Dapatkan unique value untuk GT_FINAL

In [None]:
titles = sorted(df["GT_FINAL"].unique())

Fuzzy Similarity

In [None]:
rows = []

for i, a in enumerate(titles):
    for b in titles[i+1:]:
        score = fuzz.token_sort_ratio(a, b) / 100
        if score >= 0.85:   # threshold audit
            rows.append({
                "GT_A": a,
                "GT_B": b,
                "similarity": round(score, 2)
            })

audit_df = pd.DataFrame(rows).sort_values("similarity", ascending=False)
audit_df


Ekspor Audit Excel

In [None]:
'''
output_path = "audit_game_title_similarity.xlsx"

audit_df.to_excel(
    output_path,
    index=False,
    sheet_name="Audit Similarity"
)

print(f"Audit berhasil diekspor ke {output_path}")
'''

Baca Audit Merge Excel ke Dataframe

In [None]:
audit_df = pd.read_excel("audit_merge_map.xlsx")

audit_merge_map = dict(
    zip(
        audit_df["GT_B"].str.upper().str.strip(),
        audit_df["GT_A"].str.upper().str.strip()
    )
)


APPLY ke GT_FINAL

In [None]:
df["GT_FINAL"] = (
    df["GT_FINAL"]
    .str.upper()
    .str.strip()
    .replace(audit_merge_map)
)


Validasi WAJIB

In [None]:
set(audit_merge_map.keys()) & set(df["GT_FINAL"].unique())


Semua GT_A harus ADA

In [None]:
set(audit_merge_map.values()) - set(df["GT_FINAL"].unique())


In [None]:
df.groupby("GT_FINAL")["Game Title"].nunique() \
  .sort_values(ascending=False) \
  .head(20)


DEFINISI NORMALIZER (FINAL)

In [None]:
def normalize_game_title(x: str) -> str:
    if pd.isna(x):
        return x
    x = x.upper()
    x = re.sub(r"[^\w\s]", " ", x)
    x = re.sub(r"\s+", " ", x)
    return x.strip()


LOAD & BUILD AUDIT MERGE MAP (FINAL)

In [None]:
audit_df = pd.read_excel("audit_merge_map.xlsx")

audit_merge_map = dict(
    zip(
        audit_df["GT_B"].apply(normalize_game_title),
        audit_df["GT_A"].apply(normalize_game_title)
    )
)


APPLY KE DATA (FINAL APPLY)

In [None]:
df["GT_FINAL"] = df["GT_FINAL"].apply(normalize_game_title)
df["GT_FINAL"] = df["GT_FINAL"].replace(audit_merge_map)


VALIDASI WAJIB

In [None]:
remaining = set(audit_merge_map.keys()) & set(df["GT_FINAL"].unique())
remaining


MANUAL MAPPING

In [None]:
manual_fix_map = {
    "E TICKET": "E-TICKET",
    "MAXIMUM TUNE 3": "MAXIMUM TUNE",
    "MAXIMUM TUNE 3 DX": "MAXIMUM TUNE",
    "TROLEY": "TROLLEY"
}


Apply manual fix

In [None]:
df["GT_FINAL"] = df["GT_FINAL"].replace(manual_fix_map)
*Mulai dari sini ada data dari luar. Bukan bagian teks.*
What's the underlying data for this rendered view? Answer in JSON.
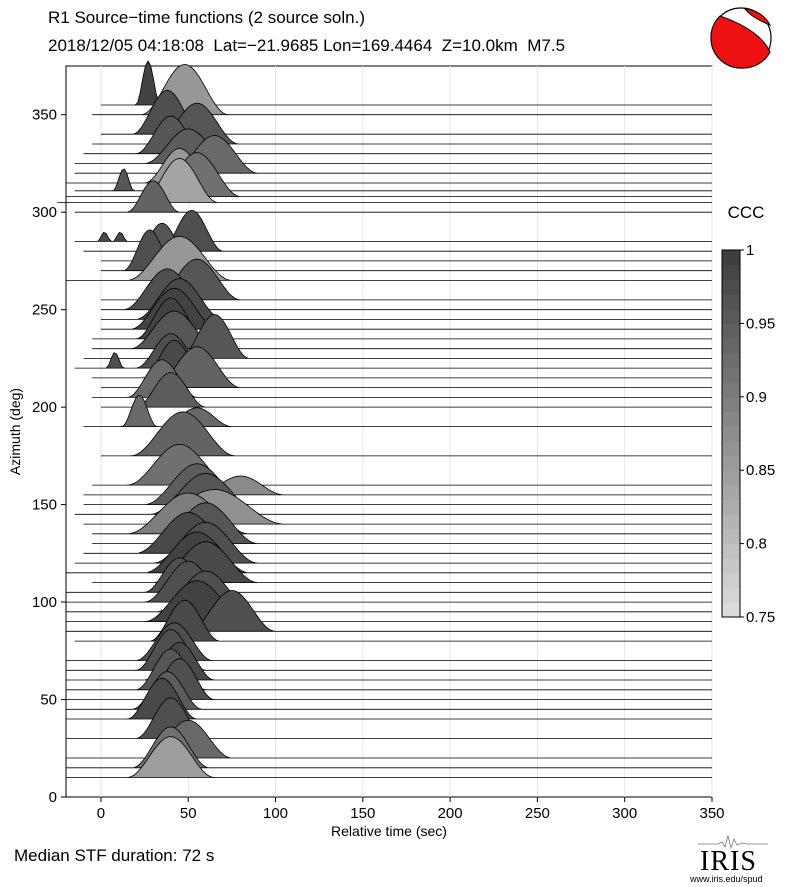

VALIDASI FINAL (HARUS KOSONG)

In [None]:
{
    'E TICKET',
    'MAXIMUM TUNE 3',
    'MAXIMUM TUNE 3 DX',
    'TROLEY'
} & set(df["GT_FINAL"].unique())


In [None]:
remaining = set(final_merge_map.keys()) & set(df["GT_FINAL"].unique())
remaining


APAKAH STRING-NYA BENAR-BENAR IDENTIK?

In [None]:
for x in remaining:
    print(repr(x))


EKSPOR DF HASIL NORMALISASI

In [None]:
print("Kolom df:")
print(df.columns.tolist())

print("\nKolom df_clean:")
print(df_clean.columns.tolist())


In [None]:
(df['GT_FINAL'] == df_clean['GT_FINAL']).value_counts()


In [None]:
df_clean['GT_FINAL'].value_counts().sum()

BUAT TANGGAL

In [None]:
# Pastikan Bulan sudah title-case
df_clean['Bulan'] = df_clean['Bulan'].astype(str).str.title()

map_bulan = {
    'Januari': 1, 'Februari': 2, 'Maret': 3, 'April': 4,
    'Mei': 5, 'Juni': 6, 'Juli': 7, 'Agustus': 8,
    'September': 9, 'Oktober': 10, 'November': 11, 'Desember': 12
}

df_clean['Bulan_Angka'] = df_clean['Bulan'].map(map_bulan)

# Buat kolom Tanggal (tanggal 1 tiap bulan)
df_clean['Tanggal'] = pd.to_datetime(
    dict(
        year=df_clean['Tahun'],
        month=df_clean['Bulan_Angka'],
        day=1
    )
)

# Validasi
print("Kolom sekarang:")
print(df_clean.columns.tolist())

print("Range tanggal:")
print(df_clean['Tanggal'].min(), "→", df_clean['Tanggal'].max())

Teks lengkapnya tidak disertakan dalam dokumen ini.